Saturday, May 31, 2008

farmdoc's blog post number 41

Sharon Stone, apparently a well-known actress, has opined that the recent major earthquake in China was bad karma after Beijing’s policy in Tibet. While anyone is entitled to an opinion, I am amazed Ms Stone’s pap has been so widely publicised. As if her being famous in some way gains her insight into, or privileged access to, the truth. ‘Get real, farmdoc,’ you may respond, ‘we live in an age of celebrity’. I see that, but I also see people who are famous for being famous accreting untold wealth and conspicuously flaunting it. These people – A-listers, eh – are attention seekers. But are they role models, or objects of morbid curiosity, or both?
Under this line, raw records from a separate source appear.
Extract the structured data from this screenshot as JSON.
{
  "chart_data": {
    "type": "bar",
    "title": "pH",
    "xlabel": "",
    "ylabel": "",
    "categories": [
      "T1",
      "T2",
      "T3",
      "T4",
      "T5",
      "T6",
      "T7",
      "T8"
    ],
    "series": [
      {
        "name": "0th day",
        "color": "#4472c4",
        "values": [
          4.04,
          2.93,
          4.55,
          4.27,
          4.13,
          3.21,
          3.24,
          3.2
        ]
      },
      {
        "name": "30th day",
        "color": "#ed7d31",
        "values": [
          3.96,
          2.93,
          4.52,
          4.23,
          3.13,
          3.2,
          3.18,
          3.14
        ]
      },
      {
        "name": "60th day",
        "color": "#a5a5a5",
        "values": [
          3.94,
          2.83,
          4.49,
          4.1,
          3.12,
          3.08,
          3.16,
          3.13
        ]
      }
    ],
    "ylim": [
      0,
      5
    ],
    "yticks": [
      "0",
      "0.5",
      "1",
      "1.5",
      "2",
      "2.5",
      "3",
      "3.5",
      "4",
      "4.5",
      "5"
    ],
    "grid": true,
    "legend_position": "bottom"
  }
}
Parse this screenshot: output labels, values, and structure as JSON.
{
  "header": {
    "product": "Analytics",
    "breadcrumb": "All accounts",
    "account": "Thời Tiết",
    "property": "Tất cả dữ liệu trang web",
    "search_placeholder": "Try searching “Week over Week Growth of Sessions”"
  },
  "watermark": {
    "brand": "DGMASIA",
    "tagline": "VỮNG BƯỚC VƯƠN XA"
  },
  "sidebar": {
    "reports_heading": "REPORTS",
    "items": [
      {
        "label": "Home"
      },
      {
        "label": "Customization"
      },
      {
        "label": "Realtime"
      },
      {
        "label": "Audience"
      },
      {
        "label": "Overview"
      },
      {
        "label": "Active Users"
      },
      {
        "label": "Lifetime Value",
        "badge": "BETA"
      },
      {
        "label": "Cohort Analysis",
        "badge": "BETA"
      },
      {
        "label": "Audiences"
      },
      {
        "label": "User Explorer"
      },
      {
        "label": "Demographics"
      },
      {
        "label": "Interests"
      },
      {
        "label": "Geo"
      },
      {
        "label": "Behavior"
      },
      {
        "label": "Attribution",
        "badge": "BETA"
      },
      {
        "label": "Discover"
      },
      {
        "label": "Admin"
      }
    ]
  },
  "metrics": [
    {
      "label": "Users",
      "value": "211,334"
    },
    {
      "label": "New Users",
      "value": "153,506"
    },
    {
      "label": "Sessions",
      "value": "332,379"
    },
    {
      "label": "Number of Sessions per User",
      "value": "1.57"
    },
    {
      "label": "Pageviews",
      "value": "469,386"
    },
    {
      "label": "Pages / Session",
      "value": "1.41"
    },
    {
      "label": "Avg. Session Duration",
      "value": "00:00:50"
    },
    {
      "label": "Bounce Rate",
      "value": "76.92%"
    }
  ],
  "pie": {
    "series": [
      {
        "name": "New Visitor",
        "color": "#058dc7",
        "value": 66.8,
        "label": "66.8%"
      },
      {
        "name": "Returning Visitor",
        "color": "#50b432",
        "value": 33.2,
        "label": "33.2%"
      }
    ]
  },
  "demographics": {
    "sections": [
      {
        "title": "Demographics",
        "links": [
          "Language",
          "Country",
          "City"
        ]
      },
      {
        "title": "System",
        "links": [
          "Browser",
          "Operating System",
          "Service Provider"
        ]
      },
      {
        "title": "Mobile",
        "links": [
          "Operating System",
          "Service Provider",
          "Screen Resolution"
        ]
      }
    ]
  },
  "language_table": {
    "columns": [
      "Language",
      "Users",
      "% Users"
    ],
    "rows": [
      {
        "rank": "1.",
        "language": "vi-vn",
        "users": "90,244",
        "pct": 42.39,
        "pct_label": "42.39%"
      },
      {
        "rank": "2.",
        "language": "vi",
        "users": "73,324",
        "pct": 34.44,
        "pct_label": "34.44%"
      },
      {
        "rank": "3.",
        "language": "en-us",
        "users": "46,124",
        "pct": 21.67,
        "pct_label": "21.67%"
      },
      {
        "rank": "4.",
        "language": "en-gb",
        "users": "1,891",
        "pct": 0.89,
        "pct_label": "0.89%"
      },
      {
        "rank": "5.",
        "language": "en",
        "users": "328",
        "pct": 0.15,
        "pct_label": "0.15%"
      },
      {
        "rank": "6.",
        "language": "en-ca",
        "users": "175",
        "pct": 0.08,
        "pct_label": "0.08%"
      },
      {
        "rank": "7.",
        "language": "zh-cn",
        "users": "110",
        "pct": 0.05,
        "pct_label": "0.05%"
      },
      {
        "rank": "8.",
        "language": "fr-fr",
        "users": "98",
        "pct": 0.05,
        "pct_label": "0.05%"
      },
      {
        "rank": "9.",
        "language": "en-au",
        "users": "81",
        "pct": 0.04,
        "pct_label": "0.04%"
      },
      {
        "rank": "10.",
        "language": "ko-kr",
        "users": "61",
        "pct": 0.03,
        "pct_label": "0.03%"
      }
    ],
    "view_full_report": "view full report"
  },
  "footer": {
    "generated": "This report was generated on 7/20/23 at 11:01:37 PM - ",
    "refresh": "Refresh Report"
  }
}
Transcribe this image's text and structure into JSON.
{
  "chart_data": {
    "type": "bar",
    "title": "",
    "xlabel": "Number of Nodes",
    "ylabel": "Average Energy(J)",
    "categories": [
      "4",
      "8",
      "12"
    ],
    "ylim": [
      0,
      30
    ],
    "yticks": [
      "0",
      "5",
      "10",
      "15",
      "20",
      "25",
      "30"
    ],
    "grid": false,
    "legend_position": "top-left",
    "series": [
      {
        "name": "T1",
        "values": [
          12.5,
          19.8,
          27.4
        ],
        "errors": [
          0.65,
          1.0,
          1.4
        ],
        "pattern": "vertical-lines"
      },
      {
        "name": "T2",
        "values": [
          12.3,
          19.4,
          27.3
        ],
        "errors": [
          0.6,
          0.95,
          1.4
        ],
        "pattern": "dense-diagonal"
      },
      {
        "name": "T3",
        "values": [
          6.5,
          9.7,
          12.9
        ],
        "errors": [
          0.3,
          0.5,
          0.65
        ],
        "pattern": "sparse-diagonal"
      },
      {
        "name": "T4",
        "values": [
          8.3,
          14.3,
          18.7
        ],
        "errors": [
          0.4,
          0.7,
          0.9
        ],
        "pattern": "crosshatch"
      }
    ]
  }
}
Perhaps as role models they are harmless because their material wealth – and maybe also their appearance, carefully manufactured by publicly invisible retinues – is well beyond the reach of everyman. But it’s their opinions that worry me. Mel Gibson’s anti-semitism, for instance, attributed by him to alcohol (which to my knowledge is a disinhibiter and not a changer of cognition). Celebrities have ready if not unlimited access to the media. And the primary objective of the media is to sell advertising which, they have manifestly decided, they can help achieve by reporting celebrities’ opinions however bizarre they are. Indeed the more bizarre, the better. Is the end of this madness imminent? No.